PERFILES > FLORENCIA TRíAS
› Por Roxana Sandá
Florencia Trías, la adolescente de 19 años imputada por el homicidio simple de su novio y padre de su beba, Matías Cuello, un chico de 24 años que solía llevar en su cuerpo las marcas de la violencia tantas veces desatada en peleas por los celos de ella, en corridas por desencuentros tabicados entre cuatro paredes a las que nadie tuvo acceso nunca, se entregó esta semana en una fiscalía de Pilar acompañada por sus padres en un silencio escogido para no declarar, porque no es posible desandar lo irreversible. Matías fue quemado en la mitad de su cuerpo, según pericias, con agua hirviendo; sus padres contradicen el informe porque parecía chamuscado, con rastros de hollín en las cejas y la barba incipiente. Parte de los veintidós días que permaneció internado hasta su muerte coincidieron con la fuga de Florencia hacia ningún lugar: jóvenes, pobres, compartiendo una pieza en la localidad de Manuel Alberti como único lugar común. El padre y la hermana de Matías dijeron que de ella se esperaba “cualquier cosa”, menos la muerte. Y la cuestión comienza a enrarecerse. Algo similar sobrevoló el caso de Adriana Cruz, la mujer que el 19 de marzo asesinó a su hijo de seis años para vengarse del padre, Carlos Vázquez, y luego falleció ella, agónica tras intentar suicidarse en el penal de Melchor Romero, donde estaba detenida. Tiempo atrás, Vázquez había denunciado a su ex mujer por maltratos y amenazas en la UFI 5 de La Plata y hecha la presentación se llevó a los hijos, pero diez días después, cuando Adriana pidió disculpas y prometió no violentarse más, los chicos volvieron con ella. Nadie quiso imaginarla capaz de matar y morir. Las dos hijas adolescentes estaban asustadas, pero supusieron que la reconciliación de los padres borraría el miedo de un plumazo. “Amense”, le escribían a su padre, en ruego de que la unión exorcizara una violencia anterior, casi antigua, entre los dos. En su investigación No matarás: el delito en la diversidad cultural, la antropóloga Beatriz Kalinsky sostiene que el delito caratulado como homicidio puede ocurrir en el envoltorio de la cotidianidad, “cosas de todos los días que toman una dimensión extraordinaria (...) No importa ya demasiado quién mata y quién es muerto: uno podría haber sido el otro y al revés”.

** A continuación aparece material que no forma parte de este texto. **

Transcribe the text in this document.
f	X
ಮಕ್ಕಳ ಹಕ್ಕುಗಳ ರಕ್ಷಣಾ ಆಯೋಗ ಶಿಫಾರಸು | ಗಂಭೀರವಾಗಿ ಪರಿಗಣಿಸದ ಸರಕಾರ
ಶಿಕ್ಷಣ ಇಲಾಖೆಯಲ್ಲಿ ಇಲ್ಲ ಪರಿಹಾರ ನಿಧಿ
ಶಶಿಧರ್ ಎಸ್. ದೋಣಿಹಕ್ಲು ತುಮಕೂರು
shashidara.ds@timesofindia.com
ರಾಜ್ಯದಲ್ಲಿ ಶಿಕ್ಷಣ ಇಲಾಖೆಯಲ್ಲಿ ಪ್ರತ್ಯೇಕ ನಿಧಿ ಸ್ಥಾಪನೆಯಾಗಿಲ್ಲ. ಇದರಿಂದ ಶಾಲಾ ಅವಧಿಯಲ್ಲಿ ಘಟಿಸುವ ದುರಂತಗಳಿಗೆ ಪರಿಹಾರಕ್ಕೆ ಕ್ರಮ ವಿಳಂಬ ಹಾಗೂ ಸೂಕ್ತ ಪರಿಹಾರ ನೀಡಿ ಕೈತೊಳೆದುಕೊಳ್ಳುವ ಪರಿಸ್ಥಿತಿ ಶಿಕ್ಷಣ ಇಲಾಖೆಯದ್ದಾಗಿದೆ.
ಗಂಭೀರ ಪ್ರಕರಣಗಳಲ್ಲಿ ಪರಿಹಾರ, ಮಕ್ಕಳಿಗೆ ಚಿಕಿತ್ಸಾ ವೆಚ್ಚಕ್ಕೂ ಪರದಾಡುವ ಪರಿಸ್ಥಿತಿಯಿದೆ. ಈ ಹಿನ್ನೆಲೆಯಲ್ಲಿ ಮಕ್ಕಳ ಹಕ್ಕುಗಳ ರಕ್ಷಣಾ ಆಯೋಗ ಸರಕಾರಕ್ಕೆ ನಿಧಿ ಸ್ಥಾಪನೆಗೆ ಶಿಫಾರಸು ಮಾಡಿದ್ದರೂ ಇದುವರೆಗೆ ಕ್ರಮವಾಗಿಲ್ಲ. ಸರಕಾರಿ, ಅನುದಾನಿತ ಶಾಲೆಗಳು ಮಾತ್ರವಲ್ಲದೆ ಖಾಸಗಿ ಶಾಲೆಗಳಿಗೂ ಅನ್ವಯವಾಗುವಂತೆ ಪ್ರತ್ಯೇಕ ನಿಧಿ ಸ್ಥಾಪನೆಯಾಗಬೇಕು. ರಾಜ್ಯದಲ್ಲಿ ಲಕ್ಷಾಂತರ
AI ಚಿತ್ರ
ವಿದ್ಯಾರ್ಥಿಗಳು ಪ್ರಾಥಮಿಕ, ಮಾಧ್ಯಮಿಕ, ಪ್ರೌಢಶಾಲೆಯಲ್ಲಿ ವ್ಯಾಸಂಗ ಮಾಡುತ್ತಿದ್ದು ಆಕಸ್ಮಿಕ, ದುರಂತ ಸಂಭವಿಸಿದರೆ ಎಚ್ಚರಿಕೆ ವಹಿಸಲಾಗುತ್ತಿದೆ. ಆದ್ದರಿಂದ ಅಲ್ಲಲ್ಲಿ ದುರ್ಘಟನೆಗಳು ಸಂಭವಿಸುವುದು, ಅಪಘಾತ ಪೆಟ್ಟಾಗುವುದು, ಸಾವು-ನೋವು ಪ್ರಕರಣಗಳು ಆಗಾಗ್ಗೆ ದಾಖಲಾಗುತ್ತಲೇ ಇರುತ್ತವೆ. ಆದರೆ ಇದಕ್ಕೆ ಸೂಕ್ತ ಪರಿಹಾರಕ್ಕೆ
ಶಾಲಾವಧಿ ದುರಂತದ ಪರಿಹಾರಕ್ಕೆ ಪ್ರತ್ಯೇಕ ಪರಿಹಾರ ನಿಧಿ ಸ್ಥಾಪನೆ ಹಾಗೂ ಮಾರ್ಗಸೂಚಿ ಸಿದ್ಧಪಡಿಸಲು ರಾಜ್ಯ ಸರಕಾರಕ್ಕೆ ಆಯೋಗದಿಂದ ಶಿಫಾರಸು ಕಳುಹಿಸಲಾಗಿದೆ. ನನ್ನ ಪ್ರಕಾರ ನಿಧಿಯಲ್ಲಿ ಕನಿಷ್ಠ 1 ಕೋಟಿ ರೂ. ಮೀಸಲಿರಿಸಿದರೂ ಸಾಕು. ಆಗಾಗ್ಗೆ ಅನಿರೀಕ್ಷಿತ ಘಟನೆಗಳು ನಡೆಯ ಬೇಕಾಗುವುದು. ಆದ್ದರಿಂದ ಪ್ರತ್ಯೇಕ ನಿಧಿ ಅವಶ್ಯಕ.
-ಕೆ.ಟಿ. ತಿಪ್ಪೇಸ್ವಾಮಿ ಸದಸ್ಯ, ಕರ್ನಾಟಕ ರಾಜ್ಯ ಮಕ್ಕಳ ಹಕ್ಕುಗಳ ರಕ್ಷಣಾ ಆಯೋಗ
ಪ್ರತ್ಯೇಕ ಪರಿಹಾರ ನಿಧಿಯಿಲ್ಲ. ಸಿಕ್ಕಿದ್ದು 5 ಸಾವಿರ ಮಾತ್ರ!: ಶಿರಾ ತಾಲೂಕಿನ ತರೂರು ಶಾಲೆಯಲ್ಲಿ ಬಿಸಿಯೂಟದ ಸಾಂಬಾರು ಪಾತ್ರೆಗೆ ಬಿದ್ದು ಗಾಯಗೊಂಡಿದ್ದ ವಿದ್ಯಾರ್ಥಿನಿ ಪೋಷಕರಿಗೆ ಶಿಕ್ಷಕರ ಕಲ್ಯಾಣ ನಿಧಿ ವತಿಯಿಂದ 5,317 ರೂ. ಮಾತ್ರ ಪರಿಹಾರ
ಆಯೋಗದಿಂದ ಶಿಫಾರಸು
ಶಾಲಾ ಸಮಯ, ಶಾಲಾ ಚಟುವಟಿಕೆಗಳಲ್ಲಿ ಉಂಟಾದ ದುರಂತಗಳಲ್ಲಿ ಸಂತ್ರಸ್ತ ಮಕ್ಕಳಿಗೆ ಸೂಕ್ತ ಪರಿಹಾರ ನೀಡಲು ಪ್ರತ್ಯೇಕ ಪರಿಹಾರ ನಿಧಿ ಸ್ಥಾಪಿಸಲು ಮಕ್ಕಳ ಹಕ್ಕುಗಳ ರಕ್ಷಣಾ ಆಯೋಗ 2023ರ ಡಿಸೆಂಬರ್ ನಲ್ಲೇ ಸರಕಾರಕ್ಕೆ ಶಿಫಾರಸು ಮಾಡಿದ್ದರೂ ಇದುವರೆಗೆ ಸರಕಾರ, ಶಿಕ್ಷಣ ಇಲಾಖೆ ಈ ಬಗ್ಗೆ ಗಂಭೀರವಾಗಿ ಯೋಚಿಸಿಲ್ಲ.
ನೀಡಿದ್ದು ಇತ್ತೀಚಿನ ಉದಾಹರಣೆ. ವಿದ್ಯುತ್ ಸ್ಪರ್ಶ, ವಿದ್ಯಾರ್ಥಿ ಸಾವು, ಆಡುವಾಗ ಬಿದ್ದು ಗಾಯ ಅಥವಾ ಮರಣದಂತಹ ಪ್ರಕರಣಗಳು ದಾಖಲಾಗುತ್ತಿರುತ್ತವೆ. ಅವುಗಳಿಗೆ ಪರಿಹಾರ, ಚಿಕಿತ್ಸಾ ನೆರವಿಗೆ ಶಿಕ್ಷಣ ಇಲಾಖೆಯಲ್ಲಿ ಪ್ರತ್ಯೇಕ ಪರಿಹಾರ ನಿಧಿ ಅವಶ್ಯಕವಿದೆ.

Al decir de Kalinsky, ese crimen se convierte en “un borrón en la propia existencia que no cuaja en los proyectos ni en el pasado vivido en los entornos familiares y comunitarios. No es que la violencia sea ajena, es simplemente que al reconocerse uno mismo como ejecutor de una acción violatoria de la ley, y no pocas veces de los principios morales sostenidos durante toda una vida (el “No matarás”), es imperativo iniciar un trabajo intelectual y emocional para dar una ubicación posible al ‘hecho’, y así seguir viviendo”. A Cintia Matorras la detuvieron a fines de marzo, acusada de apuñalar en el corazón a su pareja, Maximiliano Contreras. Algunos vecinos testificaron que en la vivienda del barrio cordobés de Villa del Libertador se escucharon gritos, peleas, pero nada que hiciera pensar en un hecho de sangre. Menos aún cometido por una mujer. Las tres, Florencia, Adriana y Cintia, ponen en jaque el sistema de creencias de una sociedad que prefiere interpretar lo inesperado en la conducta de estas mujeres, antes que anclarse en lo inevitable. Llámese excusa, complicidad o ignorancia, “la gente de a pie” cristalizada en “la opinión pública” suele elegir esa forma de justificación frente a los actos cometidos. “Ello da flexibilidad a la adjudicación de causas, que podrán justificar sólo en la medida que brinden verosimilitud a acciones que han ocurrido sin aviso previo (...)” El carácter imprevisto de la agresividad contenida en estas mujeres desenmascara sin escrúpulos todo cuanto la sociedad hace, omite o silencia, según convenga a la ocasión. “El homicidio es el mismo en cualquier lado”, advierte Kalinsky. “Alguien mata y otro es muerto. El ambiente será distinto, también las palabras dichas, la entonación de las voces o los motivos del conflicto, pero los sentimientos que quedan prisioneros de la escena de un crimen son casi siempre muy parecidos.” Es en esa atmósfera donde la sociedad ensaya entre prejuicios y condicionantes un relato que ayude a deglutirse todo lo que encierran las connotaciones de la muerte en manos de una mujer, cada vez que ponen en el banquillo las miserias que se esconden bajo la alfombra de la moral y las buenas costumbres.